Basil Borutski's refusal to sign a probation order to stay away from one of the three women he allegedly killed earlier this week in separate Ontario communities should have been "a huge red flag" to authorities, according to an advocate for victims of crime.

Basil Borutski mugshots Sept 24 2015 Wilno homicides suspect charged murder

Basil Borutski, 57, has a lengthy criminal record for incidents with multiple women, including two of the three women he is accused of killing on Tuesday west of Ottawa. (Supplied photo)

Borutski, 57, has been charged with three counts of first-degree murder, in the deaths of Anastasia KuzykCarol Culleton and Nathalie Warmerdam.

He knew all three women. Their bodies were found in and around Wilno, Ont., a small town west of Ottawa, on Tuesday. 

In September 2014, Borutski was sentenced to 19 months in jail for choking Kuzyk in a December 2013 incident. He was released on Dec. 27, 2014, after receiving credit for time served in custody prior to his sentencing.

Before his release, he had refused to sign an order to stay away from and not communicate with Kuzyk, according to court records.
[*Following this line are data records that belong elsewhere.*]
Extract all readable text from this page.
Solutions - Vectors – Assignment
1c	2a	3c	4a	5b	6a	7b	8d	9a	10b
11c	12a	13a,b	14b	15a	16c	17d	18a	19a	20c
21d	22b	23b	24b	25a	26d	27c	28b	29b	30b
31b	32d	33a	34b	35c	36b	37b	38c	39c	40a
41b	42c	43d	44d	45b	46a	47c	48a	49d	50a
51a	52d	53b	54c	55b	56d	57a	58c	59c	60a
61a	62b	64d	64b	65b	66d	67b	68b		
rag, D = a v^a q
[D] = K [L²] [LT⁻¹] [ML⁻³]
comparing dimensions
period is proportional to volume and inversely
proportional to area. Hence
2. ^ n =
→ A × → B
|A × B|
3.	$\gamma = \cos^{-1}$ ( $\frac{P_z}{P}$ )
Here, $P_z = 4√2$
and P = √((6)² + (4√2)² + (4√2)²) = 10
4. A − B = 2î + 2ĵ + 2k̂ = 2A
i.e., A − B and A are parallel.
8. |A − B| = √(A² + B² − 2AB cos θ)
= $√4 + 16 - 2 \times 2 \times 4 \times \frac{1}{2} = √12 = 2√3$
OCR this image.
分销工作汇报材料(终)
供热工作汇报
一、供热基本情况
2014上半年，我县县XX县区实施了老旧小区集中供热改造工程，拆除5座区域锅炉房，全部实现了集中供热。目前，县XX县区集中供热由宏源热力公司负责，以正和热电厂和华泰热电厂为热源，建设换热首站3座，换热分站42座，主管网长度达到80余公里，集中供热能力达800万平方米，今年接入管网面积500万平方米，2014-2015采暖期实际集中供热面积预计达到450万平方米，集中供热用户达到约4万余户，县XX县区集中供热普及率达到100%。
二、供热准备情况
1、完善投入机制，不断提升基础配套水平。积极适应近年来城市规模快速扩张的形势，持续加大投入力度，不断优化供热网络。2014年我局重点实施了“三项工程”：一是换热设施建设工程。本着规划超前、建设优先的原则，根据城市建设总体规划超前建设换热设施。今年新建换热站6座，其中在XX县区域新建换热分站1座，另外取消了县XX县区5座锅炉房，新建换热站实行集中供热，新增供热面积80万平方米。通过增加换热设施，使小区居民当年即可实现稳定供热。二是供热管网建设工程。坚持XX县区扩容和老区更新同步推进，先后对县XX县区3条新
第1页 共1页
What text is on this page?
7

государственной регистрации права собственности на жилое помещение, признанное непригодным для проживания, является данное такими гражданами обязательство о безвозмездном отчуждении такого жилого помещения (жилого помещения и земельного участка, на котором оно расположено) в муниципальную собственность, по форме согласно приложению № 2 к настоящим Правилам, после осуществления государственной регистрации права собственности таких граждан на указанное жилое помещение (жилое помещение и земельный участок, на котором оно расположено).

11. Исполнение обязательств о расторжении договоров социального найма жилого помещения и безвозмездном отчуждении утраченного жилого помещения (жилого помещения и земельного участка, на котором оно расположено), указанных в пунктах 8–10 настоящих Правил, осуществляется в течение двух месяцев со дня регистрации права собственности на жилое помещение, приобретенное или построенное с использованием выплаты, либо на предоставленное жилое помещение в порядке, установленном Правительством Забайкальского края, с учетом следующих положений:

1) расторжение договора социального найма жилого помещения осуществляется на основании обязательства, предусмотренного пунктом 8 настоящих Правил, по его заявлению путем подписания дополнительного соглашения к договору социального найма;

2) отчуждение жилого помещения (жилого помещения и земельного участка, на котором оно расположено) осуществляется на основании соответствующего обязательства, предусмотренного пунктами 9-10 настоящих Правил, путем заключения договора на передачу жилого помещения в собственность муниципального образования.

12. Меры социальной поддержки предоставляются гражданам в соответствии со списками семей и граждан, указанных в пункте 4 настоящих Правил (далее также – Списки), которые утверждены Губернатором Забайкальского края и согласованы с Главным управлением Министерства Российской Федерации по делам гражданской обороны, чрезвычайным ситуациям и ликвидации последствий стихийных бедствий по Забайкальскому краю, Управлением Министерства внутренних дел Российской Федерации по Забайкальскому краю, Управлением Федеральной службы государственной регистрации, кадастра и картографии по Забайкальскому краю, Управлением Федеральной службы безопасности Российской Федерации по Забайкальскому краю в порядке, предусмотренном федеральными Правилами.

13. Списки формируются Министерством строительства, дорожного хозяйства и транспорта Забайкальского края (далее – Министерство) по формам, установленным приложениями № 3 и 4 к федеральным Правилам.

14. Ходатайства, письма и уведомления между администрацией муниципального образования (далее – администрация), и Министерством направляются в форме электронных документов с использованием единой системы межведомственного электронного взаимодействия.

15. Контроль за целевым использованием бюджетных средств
Orders 'most often' signed, lawyer says

Heidi Illingworth, executive director of the Canadian Resource Centre for Victims of Crime, said Thursday that more should have been done to protect Kuzyk, Culleton and Warmerdam in light of the unsigned probation order, especially considering that the suspect had criminal histories with two of them, as well as other women he knew.

Heidi Illingworth executive director Canadian Resource Centre for Victims of Crime Sept 24 2015

Heidi Illingworth, executive director of the Canadian Resource Centre for Victims of Crime, says more needs to be done to protect victims of domestic violence. (CBC News)

"I'm ... amazed that he can get away with not signing it and that it doesn't send off some red flags within the system to say, wait a minute, how is this person being let out early, first of all ... and then is he going to comply with the conditions placed on him?" Illingworth said.

"It seems pretty obvious that he has little respect for them when he refuses to sign it."

Trevor Brown, president of the Defence Counsel Association of Ottawa, said probation orders take effect immediately upon an offender's release, regardless of whether the offender signs them, but that usually they are signed.

"Typically the defence lawyers aren't there when the probation order is signed, though, from my experience, most often the probation orders are signed," Brown said.

Trevor Brown president Defence Counsel Association of Ottawa Sept. 24 2015

Trevor Brown, president of the Defence Counsel Association of Ottawa, says that in his experience, probation orders are most often signed by provincial offenders. (CBC News)

But while the orders take effect no matter what, Illingworth said an offender's refusal to sign should be taken into account.

"To me, not signing this order is a huge red flag and there should be some sort of system that intervenes, whether it's probation systems or the police themselves, to sign an [order to keep the peace] and to monitor him much more closely," she said.

"When there is someone who has not admitted responsibility or is still holding on to anger, refuses to sign a simple probation order, there needs to be some sort of red flag that goes off to make sure that the people who need protection actually get it."

Unknown if women were notified of Borutski's release

In Ontario, victims of crime can register to receive automated phone messages alerting them to any change in a offender's status in the provincial correctional system.

The Correctional Service of Canada also has a registration system for victims of crime to be notified about offenders in federal prisons.

The onus is on victims to register to receive updates because some victims do not want to be notified, Illingworth said.

It's unknown if Kuzyk, Warmerdam or the other women who pressed charges against him were notified of his release.

Illingworth said the country's justice systems need to do more to protect victims of domestic abuse.

"We have to start taking this much more seriously in Ontario and across Canada. A lot of women in this country are killed by their spouses or former spouses or people who are in their lives and remain a danger to them. A lot of women live in fear," she said.

"It shouldn't be up to women and their families to have to relocate and start their lives again, go into hiding and not be able to live normally. We should have systems to protect them."